Community chorus brings music to JP

A new all-ages community chorus, SingPositive!, aims to bring music to Jamaica Plain’s art scene.

“Jamaica Plain has so many artists, musicians and community-oriented residents, but no community chorus” until now, Executive Director Krissy Skare told the Gazette.

The first concert was May 20 at Saint John’s Episcopal Church in Sumner Hill to a capacity crowd of 200. Next, the chorus will perform June 7 in the First Thursday art event in front of First Baptist Church on Centre Street.

“It is such a delight to be making music with my own friends and neighbors in JP, and to have so many ages represented and singing and learning together,” Artistic Director Joel Sindelar said.

Sindelar, a veteran chorus leader, “wanted to try out a new model that is truly intergenerational, welcoming and accessible to all the music lovers in JP, professionals and shower singers alike,” Skare said.

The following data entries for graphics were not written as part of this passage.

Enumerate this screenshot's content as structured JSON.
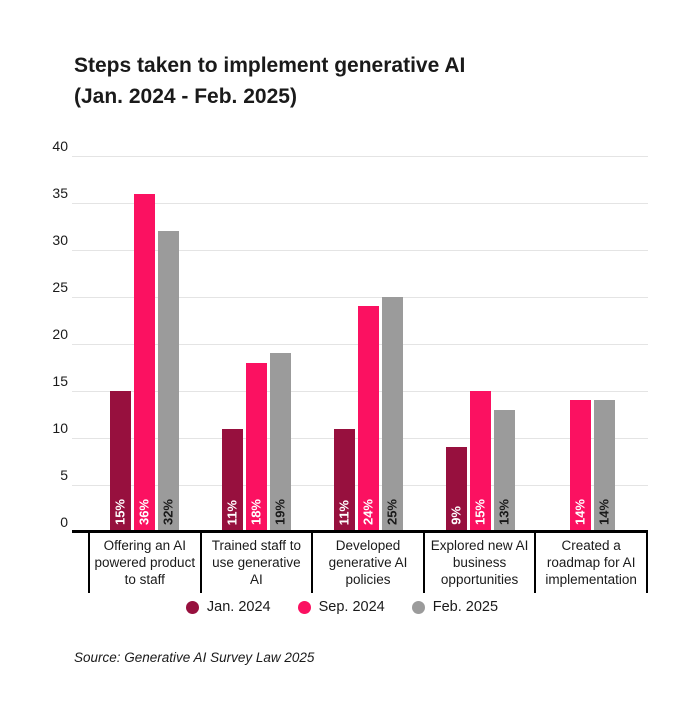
{
  "header": {
    "title": "Steps taken to implement generative AI",
    "subtitle": "(Jan. 2024 - Feb. 2025)"
  },
  "chart_data": {
    "type": "bar",
    "title": "Steps taken to implement generative AI (Jan. 2024 - Feb. 2025)",
    "categories": [
      "Offering an AI powered product to staff",
      "Trained staff to use generative AI",
      "Developed generative AI policies",
      "Explored new AI business opportunities",
      "Created a roadmap for AI implementation"
    ],
    "series": [
      {
        "name": "Jan. 2024",
        "color": "#97103E",
        "label_color": "#FFFFFF",
        "values": [
          15,
          11,
          11,
          9,
          null
        ],
        "labels": [
          "15%",
          "11%",
          "11%",
          "9%",
          null
        ]
      },
      {
        "name": "Sep. 2024",
        "color": "#FB1161",
        "label_color": "#FFFFFF",
        "values": [
          36,
          18,
          24,
          15,
          14
        ],
        "labels": [
          "36%",
          "18%",
          "24%",
          "15%",
          "14%"
        ]
      },
      {
        "name": "Feb. 2025",
        "color": "#9B9B9B",
        "label_color": "#1A1A1A",
        "values": [
          32,
          19,
          25,
          13,
          14
        ],
        "labels": [
          "32%",
          "19%",
          "25%",
          "13%",
          "14%"
        ]
      }
    ],
    "y_axis": {
      "min": 0,
      "max": 40,
      "step": 5,
      "ticks": [
        0,
        5,
        10,
        15,
        20,
        25,
        30,
        35,
        40
      ]
    },
    "xlabel": "",
    "ylabel": "",
    "grid": true,
    "legend_position": "bottom"
  },
  "source": {
    "text": "Source: Generative AI Survey Law 2025"
  },
  "colors": {
    "grid": "#E4E4E4",
    "axis": "#000000",
    "text": "#1A1A1A",
    "background": "#FFFFFF"
  }
}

Skare and Sindelar do mean all ages: the youngest participant is 3 and the eldest members are in their 70s, Skare said.

“I don’t know who’s the oldest, because we don’t ask,” she said.

Rehearsals are structured for “maximum engagement,” Skare said. Sindelar works with the adults on more difficult pieces while Skare leads the children in music games and in learning easier pieces.

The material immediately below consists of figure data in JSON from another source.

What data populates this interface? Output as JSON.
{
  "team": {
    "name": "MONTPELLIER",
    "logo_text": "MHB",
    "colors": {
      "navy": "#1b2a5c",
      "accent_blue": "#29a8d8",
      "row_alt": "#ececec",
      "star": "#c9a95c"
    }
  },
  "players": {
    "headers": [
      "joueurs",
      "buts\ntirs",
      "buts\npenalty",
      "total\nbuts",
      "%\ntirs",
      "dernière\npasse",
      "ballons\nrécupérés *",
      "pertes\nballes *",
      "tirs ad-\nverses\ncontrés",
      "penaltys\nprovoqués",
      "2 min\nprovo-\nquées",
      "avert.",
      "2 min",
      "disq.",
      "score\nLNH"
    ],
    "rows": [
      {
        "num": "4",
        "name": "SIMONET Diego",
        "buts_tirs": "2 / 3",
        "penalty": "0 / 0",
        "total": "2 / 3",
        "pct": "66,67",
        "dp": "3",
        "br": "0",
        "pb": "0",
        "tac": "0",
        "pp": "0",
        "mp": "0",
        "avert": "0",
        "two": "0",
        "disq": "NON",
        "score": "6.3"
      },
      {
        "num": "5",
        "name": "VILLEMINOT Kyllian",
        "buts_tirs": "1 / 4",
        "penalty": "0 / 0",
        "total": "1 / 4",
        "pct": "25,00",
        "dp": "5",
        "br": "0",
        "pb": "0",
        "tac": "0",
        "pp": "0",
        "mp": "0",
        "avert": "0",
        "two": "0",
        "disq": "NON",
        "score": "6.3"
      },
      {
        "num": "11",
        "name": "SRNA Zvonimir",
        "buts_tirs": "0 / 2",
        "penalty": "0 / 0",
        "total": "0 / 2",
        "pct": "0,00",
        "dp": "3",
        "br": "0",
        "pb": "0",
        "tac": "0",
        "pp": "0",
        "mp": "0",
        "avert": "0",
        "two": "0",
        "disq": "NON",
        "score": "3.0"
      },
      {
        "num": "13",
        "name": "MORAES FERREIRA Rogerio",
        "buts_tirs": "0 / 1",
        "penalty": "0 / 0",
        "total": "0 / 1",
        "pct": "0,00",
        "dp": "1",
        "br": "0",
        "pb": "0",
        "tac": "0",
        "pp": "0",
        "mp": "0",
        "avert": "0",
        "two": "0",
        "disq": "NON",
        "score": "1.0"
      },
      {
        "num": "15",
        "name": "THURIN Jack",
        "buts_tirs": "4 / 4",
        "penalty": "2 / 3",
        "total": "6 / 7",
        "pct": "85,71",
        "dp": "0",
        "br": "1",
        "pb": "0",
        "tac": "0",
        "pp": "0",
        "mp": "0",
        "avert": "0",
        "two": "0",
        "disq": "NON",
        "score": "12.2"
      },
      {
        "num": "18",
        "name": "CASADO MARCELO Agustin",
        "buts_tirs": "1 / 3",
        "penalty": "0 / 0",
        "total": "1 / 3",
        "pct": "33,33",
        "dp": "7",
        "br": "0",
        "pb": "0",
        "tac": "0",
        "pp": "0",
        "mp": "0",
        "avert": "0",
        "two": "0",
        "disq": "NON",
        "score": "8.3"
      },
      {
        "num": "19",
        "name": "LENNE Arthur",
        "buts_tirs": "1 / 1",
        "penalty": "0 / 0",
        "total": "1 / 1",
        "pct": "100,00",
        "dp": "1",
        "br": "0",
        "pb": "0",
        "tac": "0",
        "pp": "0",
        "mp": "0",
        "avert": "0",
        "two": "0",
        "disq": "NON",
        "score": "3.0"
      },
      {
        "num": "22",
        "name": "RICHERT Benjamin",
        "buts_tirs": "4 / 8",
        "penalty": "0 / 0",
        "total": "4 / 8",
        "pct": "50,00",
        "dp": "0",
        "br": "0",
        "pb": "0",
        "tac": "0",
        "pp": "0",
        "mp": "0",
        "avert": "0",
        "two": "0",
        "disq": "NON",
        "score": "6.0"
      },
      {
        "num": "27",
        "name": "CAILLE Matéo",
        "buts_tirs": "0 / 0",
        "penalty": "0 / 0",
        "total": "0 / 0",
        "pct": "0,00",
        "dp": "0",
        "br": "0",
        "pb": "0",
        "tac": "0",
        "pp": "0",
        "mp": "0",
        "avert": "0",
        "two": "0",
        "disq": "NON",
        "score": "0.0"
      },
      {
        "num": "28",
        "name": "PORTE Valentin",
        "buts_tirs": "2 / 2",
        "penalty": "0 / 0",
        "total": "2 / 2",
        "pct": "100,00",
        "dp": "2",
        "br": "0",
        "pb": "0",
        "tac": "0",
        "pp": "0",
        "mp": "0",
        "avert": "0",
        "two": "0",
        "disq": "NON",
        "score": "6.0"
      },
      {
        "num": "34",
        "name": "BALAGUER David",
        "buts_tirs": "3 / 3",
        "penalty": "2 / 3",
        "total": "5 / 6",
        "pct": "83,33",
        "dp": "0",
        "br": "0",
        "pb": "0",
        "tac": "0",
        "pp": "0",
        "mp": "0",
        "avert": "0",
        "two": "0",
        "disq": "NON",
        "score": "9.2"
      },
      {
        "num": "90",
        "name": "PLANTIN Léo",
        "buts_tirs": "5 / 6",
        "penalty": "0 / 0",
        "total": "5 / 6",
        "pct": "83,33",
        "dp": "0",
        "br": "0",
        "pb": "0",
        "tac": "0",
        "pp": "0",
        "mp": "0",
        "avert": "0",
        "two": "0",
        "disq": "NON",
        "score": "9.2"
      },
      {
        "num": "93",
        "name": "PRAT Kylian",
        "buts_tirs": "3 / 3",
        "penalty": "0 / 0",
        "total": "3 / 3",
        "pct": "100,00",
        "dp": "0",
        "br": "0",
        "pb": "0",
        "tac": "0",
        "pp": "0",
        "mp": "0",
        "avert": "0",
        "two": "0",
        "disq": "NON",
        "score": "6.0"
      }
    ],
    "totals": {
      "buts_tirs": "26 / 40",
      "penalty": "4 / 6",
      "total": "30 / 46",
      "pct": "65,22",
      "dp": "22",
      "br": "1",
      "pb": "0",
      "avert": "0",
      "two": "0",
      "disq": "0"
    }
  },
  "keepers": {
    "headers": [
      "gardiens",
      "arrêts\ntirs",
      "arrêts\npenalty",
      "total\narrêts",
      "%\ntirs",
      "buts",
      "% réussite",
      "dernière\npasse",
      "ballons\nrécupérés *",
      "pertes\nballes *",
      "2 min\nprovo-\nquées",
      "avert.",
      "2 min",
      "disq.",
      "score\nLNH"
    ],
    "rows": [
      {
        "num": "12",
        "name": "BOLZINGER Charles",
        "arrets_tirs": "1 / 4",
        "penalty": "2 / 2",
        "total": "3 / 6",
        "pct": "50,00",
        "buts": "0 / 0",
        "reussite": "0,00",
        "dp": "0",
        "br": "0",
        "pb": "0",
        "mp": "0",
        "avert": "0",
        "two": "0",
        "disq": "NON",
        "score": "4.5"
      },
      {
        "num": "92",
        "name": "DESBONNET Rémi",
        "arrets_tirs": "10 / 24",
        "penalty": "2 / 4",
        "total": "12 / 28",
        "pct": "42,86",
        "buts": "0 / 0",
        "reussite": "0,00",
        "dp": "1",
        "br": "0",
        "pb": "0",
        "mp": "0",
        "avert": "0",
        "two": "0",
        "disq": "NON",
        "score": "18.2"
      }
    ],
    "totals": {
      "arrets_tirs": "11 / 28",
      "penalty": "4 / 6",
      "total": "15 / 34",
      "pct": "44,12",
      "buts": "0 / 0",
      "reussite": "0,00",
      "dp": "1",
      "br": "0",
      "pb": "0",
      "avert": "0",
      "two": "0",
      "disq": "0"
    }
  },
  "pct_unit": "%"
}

The adults and kids sometimes sing the same number. Sometimes they sing different harmonizing pieces.

Sindelar has led other choruses in JP: the adult-only Loose Canon Chorale and the all-ages Churchless Church Choir, both now disbanded.

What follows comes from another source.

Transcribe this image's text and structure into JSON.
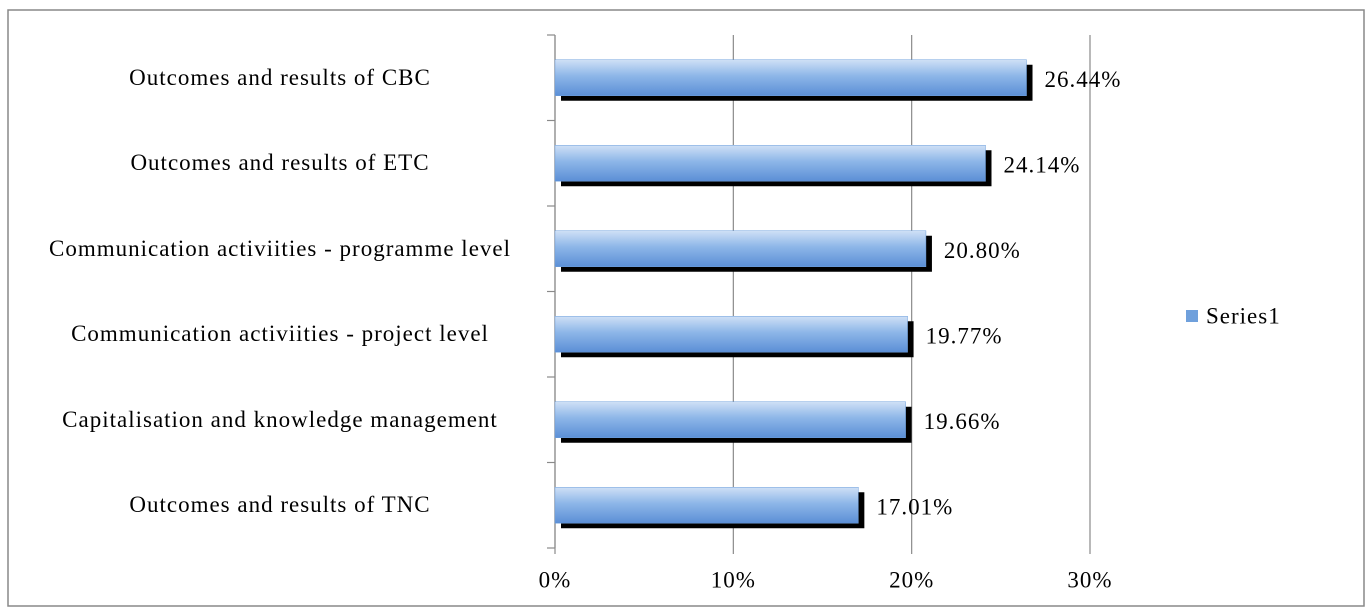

“It makes so much sense to have [a chorus] here [in JP] that it seemed like an easy task, an assumption that was corrected by my short-lived first attempts at actually doing it with the Loose Canon Chorale and the Churchless Church Choir,” Sindelar said. “Starting something is one thing, sustaining it is another.”

“Thankfully, this time around, I found a terrific team in Michael Glashow and Krissy Skare,” he added.

Skare and Operations Director Glashow are also both professional musicians, and when Sindelar approached them in the fall of 2011 about forming a new group, they jumped at the chance to make music in their own community, Skare said.

The name of the group is Sindelar’s brainchild, Skare said.

“The name was sort of an inspirational flash. I didn’t know why I Iiked it so much initially, but then I realized it came from ‘Think positive,’” Sindelar said. “To me it’s about doing something positive with your singing, like binding the community together or sharing an emotion, as opposed to just putting your ego out there for a stroking.”